Big Tech battles impending CA web design law – Capitol Weekly | Capitol Weekly
In 1986, when California voters approved Proposition 65, they effectively enacted a nationwide law, whether they intended to or not. The ballot measure, known as the Safe Drinking Water and Toxic Enforcement Act of 1986, requires all businesses, including product manufacturers, to warn Californians about any significant exposures to chemicals that could cause cancer, birth defects or reproductive harm.
Because California’s economy is the largest in the United States, nationwide distributors can’t afford to be cut out of the Golden State’s market. Thus, Prop. 65 warnings appear on all kinds of products sold throughout the country, even though the law only technically applies to California.
Thirty-eight years later, California is poised to establish de facto nationwide policy again when Assembly Bill 2273, the California Age-Appropriate Design Code Act, goes into effect on July 1, 2024. Signed by the governor in September, AB 2273 requires any business serving up web pages likely to be accessed by California children to consider the children’s best interests when designing their sites.
The bill’s far-reaching standards are expected to impact essentially all websites published in the United States, and could even spell the end of anonymous browsing on the internet. As you might imagine, online businesses like Google, Meta, Yahoo! and TikTok aren’t pleased. In December, their trade group, NetChoice, sued federal court to block the law’s implementation.
“We think that this law, if it were to take effect, would negatively impact businesses across the country,” said NetChoice Counsel Chris Marchese.
NetChoice argues that AB 2273 is overly broad and places tremendous burdens on businesses, as well as violates the First Amendment and privacy for families. The bill requires businesses operating online to verify every visitor’s age before allowing them to access a website, which effectively could end anonymous browsing and require all internet users in the United States to suddenly become comfortable with providing their ages to virtually every website they access.
“We think that this law, if it were to take effect, would negatively impact businesses across the country.”
The bill also requires any business, before offering a new service on its website, to complete what’s called a “Data Protection Impact Assessment,” or DPIA, to determine what risks to children could arise from the new feature as well as how the company plans to mitigate them. Businesses are required to make the assessments available to the California Attorney General within five days of a written request.
NetChoice argues that the DPIA requirements “will pressure businesses to identify distant or unlikely harms – and to self-censor accordingly.” To illustrate its point, NetChoice quotes in its complaint an August 2022 column in Techdirt by Mike Masnick, who complained that any change made to his website would require likely require an assessment under the DPIA provision of AB 2273.
“Our comment system? DPIA,” writes Masnick, editor of the Techdirt blog. “Our comment voting? DPIA. Our comment promotion? DPIA. The ability to listen to our podcast? DPIA. The ability to share our posts? DPIA. The ability to join our insider chat? DPIA. The ability to buy a t-shirt? DPIA. The ability to post our stories to Reddit, Twitter, Facebook, or LinkedIn? DPIA (for each of those, or can we combine them? I dunno). Our feature that recommends similar articles? DPIA. Search?

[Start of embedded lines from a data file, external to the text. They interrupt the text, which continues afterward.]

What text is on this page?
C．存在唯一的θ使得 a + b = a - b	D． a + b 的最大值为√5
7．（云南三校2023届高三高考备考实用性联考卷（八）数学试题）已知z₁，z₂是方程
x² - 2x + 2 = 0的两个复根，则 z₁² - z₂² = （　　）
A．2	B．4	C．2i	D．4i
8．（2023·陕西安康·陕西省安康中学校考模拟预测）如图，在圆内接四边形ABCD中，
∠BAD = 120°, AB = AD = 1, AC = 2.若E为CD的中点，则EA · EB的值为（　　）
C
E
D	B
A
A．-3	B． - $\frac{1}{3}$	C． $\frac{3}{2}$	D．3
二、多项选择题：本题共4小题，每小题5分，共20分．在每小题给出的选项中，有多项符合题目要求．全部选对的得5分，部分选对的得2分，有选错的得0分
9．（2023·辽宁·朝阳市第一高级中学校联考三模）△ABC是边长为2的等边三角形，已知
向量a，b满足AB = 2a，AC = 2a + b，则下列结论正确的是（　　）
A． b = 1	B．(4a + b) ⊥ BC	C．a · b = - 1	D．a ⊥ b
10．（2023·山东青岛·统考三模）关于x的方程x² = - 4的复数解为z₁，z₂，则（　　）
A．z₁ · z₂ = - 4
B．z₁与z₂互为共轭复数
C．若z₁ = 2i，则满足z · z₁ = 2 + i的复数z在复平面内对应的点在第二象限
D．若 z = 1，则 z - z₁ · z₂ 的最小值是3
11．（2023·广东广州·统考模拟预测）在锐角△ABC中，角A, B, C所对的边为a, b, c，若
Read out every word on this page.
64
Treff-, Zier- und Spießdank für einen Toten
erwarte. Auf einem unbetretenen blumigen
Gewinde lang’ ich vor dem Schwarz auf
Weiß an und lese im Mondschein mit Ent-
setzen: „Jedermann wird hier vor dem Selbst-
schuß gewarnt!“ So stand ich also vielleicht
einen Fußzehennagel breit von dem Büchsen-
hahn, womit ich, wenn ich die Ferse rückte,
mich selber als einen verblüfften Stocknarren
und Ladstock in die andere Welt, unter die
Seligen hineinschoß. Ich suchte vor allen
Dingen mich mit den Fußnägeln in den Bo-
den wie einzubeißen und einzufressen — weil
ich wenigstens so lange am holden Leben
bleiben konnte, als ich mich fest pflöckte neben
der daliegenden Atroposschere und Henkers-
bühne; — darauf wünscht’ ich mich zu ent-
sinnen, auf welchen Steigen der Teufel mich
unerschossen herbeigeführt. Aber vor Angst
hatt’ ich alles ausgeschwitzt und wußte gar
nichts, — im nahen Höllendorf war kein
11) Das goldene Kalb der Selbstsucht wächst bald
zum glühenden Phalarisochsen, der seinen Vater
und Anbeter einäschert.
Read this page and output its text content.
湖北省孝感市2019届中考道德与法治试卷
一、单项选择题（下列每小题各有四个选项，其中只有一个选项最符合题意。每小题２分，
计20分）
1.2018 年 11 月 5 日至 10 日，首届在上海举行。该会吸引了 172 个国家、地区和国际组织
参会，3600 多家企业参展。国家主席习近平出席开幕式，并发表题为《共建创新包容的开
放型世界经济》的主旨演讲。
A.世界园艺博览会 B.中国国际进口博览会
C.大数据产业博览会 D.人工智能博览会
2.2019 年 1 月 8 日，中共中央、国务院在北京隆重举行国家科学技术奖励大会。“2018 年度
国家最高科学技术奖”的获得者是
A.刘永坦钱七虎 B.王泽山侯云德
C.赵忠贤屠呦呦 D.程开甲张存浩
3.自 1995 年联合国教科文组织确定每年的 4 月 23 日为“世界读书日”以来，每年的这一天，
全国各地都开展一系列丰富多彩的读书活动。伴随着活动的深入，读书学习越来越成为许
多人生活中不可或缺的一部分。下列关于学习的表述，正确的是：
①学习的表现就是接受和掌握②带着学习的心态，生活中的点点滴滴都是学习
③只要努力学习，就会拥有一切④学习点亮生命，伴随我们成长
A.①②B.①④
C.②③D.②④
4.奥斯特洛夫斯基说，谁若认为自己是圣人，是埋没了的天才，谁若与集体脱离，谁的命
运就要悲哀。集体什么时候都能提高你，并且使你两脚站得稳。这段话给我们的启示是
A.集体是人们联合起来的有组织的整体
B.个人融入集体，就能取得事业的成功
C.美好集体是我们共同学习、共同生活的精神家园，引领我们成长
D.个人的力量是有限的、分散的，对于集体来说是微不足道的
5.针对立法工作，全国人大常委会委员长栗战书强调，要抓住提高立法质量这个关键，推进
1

DPIA. Subscribe to RSS? DPIA.”
NetChoice also argues that AB 2273’s ban on the use of so-called “dark patterns” will severely and unnecessarily hamstring website design. By incorporation, the bill defines “dark patterns” as “a user interface designed or manipulated with the substantial effect of subverting or impairing user autonomy, decisionmaking, or choice, as further defined by regulation.” NetChoice argues that while the term is “calculated to sound nefarious,” “dark patterns” really just refer to “benign and widely used features such as ‘autoplay’ and ‘newsfeed’ functions that use programmed algorithms and machine learning to recommend personalized content.”
“I think lawmakers tried to come up with a framework that makes sense to regulators,” Marchese said. But he also thinks they failed to consider how online businesses actually operate, saying “I don’t know if the lawmakers fully thought through” the legislation.
AB 2273’s authors, Democrats Buffy Wicks and Cottie Petrie-Norris and former Assembly Republican Jordan Cunningham, say it’s no surprise the tech industry doesn’t want to be regulated.
“The tech companies don’t want us to reduce their power,” said Wicks, noting that the industry opposed the bill all the way through the legislative process. “It’s not surprising that the lawsuit came up.”
“The tech companies don’t want us to reduce their power…It’s not surprising that the lawsuit came up.”
Marchese told Capitol Weekly that NetChoice is likely to seek an injunction to the delay the implementation of AB 2273 while the lawsuit is pending, but a filing hasn’t been made yet. With stakes this far reaching, you can rest assured this fight is just in the beginning stages. Wicks, for her part, is prepared for a long battle.
“We feel pretty good about where we’re going to land,” she said.